I didn’t have any great expectations when I started reading A Gentleman in Moscow (Amor Towles, Random House, $19.99). But I soon realised it was a rare gift – a book with an original plot and a wonderful main character. I’ve read a lot of novels, so an original plot is a big deal.

The story is set soon after the start of the Russian revolution. The Bolsheviks declare Count Alexander Ilyich Rostov a “former person” and sentence him to life in the Hotel Metropol in Moscow. It’s better than being shot and a lot more comfortable than a gulag, but it’s still a prison.

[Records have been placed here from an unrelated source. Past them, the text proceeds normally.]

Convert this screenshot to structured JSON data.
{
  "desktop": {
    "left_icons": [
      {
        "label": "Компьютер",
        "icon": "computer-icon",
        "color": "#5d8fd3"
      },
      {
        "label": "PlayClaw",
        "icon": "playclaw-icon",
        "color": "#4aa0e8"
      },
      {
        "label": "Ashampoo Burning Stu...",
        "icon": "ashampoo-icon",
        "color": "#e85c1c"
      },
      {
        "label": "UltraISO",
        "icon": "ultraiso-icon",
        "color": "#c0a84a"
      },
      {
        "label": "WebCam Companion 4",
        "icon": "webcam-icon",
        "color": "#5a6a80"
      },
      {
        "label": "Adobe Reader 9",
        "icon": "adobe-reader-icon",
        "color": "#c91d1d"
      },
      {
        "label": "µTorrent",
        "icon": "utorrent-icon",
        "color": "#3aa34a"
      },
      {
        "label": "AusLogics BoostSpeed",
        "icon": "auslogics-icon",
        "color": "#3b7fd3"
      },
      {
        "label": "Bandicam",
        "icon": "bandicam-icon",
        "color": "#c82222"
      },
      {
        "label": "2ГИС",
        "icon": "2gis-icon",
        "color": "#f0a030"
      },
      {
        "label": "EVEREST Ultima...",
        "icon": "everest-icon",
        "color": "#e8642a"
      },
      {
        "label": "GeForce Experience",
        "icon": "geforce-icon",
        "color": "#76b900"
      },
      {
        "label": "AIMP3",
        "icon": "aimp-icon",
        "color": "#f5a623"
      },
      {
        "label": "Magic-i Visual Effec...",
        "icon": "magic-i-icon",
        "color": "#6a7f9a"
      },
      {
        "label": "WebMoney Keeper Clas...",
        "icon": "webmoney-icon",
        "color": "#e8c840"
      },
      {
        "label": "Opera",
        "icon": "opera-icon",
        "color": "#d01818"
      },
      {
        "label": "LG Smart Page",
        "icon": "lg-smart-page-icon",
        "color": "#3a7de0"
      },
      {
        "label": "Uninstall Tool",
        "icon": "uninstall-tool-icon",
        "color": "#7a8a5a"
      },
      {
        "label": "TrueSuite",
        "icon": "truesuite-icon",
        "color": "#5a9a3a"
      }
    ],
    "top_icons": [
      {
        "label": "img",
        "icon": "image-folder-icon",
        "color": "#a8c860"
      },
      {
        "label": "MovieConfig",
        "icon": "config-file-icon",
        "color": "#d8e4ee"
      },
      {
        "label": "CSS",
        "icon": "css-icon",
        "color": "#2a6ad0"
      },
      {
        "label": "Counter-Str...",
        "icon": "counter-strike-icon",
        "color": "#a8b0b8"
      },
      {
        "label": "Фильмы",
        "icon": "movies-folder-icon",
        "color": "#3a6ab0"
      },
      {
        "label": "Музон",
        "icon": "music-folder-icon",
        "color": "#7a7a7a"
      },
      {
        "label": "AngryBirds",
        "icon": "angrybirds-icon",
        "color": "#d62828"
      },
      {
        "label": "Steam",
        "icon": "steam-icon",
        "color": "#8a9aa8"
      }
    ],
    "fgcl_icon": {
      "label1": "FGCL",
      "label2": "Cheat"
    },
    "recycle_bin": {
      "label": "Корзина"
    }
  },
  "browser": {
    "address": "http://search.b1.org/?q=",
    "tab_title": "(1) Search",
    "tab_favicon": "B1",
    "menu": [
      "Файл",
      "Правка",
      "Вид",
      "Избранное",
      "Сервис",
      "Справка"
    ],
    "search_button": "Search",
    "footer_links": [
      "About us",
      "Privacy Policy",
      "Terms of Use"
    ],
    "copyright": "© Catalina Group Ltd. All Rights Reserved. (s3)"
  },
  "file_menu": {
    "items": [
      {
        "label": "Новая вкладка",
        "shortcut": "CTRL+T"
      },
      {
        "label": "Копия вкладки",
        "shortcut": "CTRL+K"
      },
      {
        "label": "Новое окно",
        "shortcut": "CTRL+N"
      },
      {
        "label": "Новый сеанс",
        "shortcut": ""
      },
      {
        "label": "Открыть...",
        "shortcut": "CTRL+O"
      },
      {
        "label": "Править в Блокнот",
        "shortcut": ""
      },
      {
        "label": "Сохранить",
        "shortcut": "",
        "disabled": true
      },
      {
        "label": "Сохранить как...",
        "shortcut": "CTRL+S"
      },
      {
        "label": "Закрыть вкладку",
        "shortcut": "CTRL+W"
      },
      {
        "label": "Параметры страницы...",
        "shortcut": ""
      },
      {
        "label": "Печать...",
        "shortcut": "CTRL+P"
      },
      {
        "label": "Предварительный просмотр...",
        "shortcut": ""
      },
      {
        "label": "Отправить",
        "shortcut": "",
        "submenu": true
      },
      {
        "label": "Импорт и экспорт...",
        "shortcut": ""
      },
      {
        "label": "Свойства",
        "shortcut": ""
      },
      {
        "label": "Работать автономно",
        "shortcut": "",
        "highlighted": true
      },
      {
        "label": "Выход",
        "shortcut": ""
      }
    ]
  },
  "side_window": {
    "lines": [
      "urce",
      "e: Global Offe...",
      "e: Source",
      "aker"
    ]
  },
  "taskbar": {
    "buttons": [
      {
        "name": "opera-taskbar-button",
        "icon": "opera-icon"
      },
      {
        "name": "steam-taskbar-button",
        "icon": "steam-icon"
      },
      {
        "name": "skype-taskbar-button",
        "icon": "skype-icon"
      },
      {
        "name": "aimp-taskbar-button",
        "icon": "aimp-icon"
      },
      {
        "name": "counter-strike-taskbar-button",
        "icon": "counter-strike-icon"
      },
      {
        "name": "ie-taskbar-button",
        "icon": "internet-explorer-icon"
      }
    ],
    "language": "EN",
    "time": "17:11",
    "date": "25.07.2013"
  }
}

When I started reading, I didn’t expect to particularly like the Count. After all, he was a cosseted aristocrat who’d had a charmed life. Poor him, forced to swap his suite in the hotel for a tiny servant’s room in the attic with a small, high window. But he works hard to adapt to his new life, with grace, wisdom and humour – so much so that by the end of the book I’m thinking we could all work on our attitude. An added dimension to A Gentleman in Moscow is the way Towles illustrates the idiocy and inhumanity of life in the former Soviet Union. So, as well as a great yarn, you’re getting a bit of a history lesson too.

I was really sorry to reach the last page. I could have “stayed” on in the Hotel Metropol for quite a bit longer.